Timing is essential with effective lawn care seeding. You don’t want to plant new seeds right before the winter’s first frost, nor do you want to try to establish new sprouts in scorching summer heat. Instead, try to seed when temperatures are not at their most extreme.
Before you reseed, make sure to clear the area of weeds, dead grass, and debris. We don’t recommend the use of weed killer as it can negatively affect the ability of grass seeds to germinate. Instead, manually clean the parts of the lawn that will be reseeded and aerate to loosen soil.
If there are large amounts of dead grass, or other vegetation, you may need to use a dethatcher. In fact, dethatching every couple of years can significantly improve your soil and the ability for your lawn to grow. Next, add a layer of compost to further prepare your soil for the new seeds.
With the soil now in prime condition, you can begin your lawn care seeding. Make sure to select a grass seed that is right for your particular geographic region. Not sure what to use? Give us a call at 1-855-408-2488 , and we can help answer your specific questions.
For small areas, you can scatter seeds by hand. However, if you have a large expanse that needs to be seeded, take advantage of using a spreader that will save you time and guarantee an even coverage of grass seed. You’ll then want to rake the seed to integrate it into the soil and to prevent birds from eating it. Then, add a thin layer of mulch. Depending on your particular situation, you may also want to apply an organic starter fertilizer to help accelerate growth.
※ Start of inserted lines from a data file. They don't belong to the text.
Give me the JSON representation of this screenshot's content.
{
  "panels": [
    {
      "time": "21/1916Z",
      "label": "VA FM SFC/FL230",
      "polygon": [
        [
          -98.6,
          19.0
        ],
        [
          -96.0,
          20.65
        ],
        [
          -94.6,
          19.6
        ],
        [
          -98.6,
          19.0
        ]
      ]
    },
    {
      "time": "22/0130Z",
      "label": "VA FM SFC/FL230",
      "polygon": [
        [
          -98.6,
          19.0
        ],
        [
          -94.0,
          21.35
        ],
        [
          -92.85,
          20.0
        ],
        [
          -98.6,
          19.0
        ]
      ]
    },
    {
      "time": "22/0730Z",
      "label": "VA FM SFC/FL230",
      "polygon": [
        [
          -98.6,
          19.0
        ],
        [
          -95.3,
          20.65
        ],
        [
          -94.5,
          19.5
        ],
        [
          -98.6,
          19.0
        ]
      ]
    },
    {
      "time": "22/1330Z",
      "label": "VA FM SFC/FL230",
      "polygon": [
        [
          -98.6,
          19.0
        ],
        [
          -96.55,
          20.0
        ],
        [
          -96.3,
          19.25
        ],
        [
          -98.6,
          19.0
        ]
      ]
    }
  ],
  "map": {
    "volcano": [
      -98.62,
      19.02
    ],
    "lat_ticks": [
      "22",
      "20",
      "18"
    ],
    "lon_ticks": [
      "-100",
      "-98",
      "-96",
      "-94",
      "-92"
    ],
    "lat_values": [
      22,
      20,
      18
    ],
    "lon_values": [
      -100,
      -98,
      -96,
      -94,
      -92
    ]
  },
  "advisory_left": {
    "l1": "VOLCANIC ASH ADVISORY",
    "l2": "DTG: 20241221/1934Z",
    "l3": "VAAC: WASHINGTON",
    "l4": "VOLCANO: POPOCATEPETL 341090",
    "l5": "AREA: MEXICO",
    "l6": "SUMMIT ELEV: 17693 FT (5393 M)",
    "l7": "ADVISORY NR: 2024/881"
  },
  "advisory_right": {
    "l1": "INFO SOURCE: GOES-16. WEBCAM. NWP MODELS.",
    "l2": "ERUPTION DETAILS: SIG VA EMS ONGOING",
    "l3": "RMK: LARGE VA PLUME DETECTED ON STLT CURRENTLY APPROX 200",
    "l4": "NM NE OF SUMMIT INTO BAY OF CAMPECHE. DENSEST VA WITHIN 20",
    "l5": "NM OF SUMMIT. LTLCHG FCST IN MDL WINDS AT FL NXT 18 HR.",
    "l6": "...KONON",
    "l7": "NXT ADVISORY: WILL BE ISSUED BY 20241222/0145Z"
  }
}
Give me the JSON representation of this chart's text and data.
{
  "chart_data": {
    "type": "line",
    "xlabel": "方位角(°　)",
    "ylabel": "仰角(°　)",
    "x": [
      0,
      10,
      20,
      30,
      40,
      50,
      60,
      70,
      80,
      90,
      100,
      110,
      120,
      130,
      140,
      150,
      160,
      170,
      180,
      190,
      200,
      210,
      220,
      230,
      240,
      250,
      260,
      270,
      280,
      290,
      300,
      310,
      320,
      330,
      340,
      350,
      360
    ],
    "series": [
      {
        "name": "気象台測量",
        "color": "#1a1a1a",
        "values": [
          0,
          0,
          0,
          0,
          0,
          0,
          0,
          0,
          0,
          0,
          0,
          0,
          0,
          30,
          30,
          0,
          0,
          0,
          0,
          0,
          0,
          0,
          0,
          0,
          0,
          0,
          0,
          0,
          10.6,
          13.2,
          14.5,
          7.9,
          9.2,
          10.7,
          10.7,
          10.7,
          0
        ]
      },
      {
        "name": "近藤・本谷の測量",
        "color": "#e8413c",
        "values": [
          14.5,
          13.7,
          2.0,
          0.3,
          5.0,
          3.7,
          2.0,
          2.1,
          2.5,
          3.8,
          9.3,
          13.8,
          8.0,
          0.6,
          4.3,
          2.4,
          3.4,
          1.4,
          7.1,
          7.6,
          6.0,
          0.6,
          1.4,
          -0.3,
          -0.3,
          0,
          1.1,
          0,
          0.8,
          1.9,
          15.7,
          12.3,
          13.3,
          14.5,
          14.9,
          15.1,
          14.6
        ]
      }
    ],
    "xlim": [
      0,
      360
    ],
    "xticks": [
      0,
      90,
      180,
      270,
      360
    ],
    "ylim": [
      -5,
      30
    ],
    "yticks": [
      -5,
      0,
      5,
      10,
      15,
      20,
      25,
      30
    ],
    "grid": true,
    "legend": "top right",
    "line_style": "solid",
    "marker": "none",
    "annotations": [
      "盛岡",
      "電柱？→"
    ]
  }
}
Diligent watering is essential to lawn care seeding. You will want to care for newly seeded lawn by watering it twice a day. If you keep up with the watering, you will begin to see sprouts in about two weeks. Once the blades get to about two inches, you can begin mowing. This will allow enough time for the roots to grow deeply into the soil.
Just as with the care of new sod lawn, you will want to keep pets and people off your newly seeded lawn until it has been mowed a couple of times. This will help ensure its viability along with regular watering, fertilizing, and weed removal.